If we don’t know some exact characteristic of the other player, for example, but we have some idea about its distribution, we can use game theory and [Savage, 1954] tells us that we can always form some probability distribution in our mind (subjective probability).

I don’t know if my competitor has low of high cost, for example, but I know/think that the chances are $50-50$

This is a risky situation, but we can work with it, thanks to [Harsanyi, 1967-68] (“Nobel” prize in economics 1994, together with Nash and Selten).

Harsanyi introduces a first fictitious player, “Nature”, who plays before the real players and choses the type of my competitor, but I cannot observe the choice of the player Nature: An incomplete information game becomes an imperfect information one.

We know how to solve these games!

The believes of players about the game and other players very become important in such a situation, and players’ choices may also reveal information about their characteristics. For example, a low cost firm will in general fix a lower price than a high cost firm, but it can also try to copy a low cost one to influence the believes of the competitor (signaling);

So the equilibria strongly depends on believes and learning of players during the game

Hence a new solution concepts: Bayesian Nash equilibrium (for static games) and Bayesian perfect equilibrium (for dynamic games), in which we determine the optimal strategies and the corresponding rational believes in the same time:

The strategies must be optimal given the believes, and the believes must be rational given the strategies.

The equilibria correspond to fixed points in the joint strategies and believes space.
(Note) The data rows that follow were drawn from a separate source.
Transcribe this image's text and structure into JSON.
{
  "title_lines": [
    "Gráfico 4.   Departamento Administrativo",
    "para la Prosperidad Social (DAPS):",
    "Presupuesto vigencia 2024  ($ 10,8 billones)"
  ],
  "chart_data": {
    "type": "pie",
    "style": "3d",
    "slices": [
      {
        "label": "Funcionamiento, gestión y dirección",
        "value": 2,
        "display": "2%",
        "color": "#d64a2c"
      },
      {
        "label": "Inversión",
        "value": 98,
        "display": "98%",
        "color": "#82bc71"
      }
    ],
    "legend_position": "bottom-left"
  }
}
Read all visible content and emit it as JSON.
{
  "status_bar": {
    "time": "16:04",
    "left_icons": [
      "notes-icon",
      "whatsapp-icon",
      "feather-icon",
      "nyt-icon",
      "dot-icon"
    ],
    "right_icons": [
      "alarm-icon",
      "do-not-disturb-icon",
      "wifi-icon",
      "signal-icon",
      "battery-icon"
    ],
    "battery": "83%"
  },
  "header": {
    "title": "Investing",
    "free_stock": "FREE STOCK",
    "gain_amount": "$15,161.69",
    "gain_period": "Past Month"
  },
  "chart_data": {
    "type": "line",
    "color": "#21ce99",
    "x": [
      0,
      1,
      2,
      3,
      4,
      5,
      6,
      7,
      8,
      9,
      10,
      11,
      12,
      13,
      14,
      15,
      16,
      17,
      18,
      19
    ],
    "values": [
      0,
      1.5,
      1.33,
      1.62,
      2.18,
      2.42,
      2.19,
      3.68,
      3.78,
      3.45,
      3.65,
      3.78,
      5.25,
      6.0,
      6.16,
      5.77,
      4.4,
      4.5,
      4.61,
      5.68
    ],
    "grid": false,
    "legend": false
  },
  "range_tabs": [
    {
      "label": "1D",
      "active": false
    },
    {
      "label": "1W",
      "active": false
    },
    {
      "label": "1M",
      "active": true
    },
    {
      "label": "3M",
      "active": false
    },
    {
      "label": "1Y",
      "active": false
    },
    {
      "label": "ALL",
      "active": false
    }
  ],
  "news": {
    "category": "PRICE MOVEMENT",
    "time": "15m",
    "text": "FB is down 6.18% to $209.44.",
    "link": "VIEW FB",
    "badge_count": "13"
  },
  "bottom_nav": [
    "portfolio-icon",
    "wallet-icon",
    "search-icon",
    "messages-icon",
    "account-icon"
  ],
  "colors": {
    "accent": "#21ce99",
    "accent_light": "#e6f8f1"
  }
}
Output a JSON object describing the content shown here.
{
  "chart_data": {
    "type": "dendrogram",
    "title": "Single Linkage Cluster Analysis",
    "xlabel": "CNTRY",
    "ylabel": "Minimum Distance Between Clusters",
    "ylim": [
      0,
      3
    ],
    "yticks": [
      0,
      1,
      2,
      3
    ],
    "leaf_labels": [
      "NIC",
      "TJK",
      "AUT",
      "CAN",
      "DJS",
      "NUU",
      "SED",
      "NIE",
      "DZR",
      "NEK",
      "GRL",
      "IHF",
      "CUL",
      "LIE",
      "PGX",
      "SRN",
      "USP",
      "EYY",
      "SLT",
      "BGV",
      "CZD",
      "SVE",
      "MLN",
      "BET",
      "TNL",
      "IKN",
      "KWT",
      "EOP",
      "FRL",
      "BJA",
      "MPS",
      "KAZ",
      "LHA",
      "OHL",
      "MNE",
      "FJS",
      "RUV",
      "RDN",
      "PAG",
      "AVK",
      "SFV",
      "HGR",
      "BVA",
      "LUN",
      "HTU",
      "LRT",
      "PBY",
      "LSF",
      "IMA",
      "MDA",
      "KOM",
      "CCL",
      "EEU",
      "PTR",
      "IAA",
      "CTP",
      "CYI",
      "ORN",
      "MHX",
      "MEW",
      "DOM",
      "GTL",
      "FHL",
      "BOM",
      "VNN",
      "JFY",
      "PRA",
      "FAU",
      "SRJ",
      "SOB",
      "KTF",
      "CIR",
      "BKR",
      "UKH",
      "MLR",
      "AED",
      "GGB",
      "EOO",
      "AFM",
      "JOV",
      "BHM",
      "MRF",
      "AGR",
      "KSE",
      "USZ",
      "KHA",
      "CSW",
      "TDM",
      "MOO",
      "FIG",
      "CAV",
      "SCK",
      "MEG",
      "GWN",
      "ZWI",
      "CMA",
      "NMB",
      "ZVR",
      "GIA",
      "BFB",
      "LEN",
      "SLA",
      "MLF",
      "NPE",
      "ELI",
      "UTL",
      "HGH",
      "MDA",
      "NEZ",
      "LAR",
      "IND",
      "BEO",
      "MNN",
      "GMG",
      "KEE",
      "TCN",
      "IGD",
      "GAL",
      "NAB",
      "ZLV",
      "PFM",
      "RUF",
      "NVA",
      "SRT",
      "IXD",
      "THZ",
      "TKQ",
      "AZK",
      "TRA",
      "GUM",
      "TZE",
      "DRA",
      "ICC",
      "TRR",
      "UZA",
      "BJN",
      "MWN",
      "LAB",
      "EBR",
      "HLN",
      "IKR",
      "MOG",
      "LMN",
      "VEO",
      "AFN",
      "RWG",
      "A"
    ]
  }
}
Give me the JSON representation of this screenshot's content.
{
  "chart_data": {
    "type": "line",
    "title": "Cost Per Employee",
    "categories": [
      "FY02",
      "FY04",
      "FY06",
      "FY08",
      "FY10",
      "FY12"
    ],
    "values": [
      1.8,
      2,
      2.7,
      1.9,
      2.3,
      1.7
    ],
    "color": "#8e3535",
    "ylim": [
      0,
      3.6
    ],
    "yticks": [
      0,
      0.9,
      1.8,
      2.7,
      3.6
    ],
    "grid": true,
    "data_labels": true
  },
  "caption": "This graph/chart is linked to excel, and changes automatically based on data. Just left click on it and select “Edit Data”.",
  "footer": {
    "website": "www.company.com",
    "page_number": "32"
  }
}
This is a very smart, but demanding equilibrium concept: If I don’t know the (subjective!) beliefs of other players, how can I anticipate their behavior? we also end up with a profusion of equilibria: too many degrees of freedom when we include the believes in the equilibrium definition, and many fixed points (commonly an infinity of them) become possible. In many cases, it is not easy to really conclude anything useful from these results. This considerable multiplicity also called for even more demanding equilibrium concepts (like the Sequential equilibrium concept of [Kreps, 1982], for example), in order to try to eliminate some equilibria. For more information, see, for example, [Vega-Redondo, 2003] or [Myerson, 1991].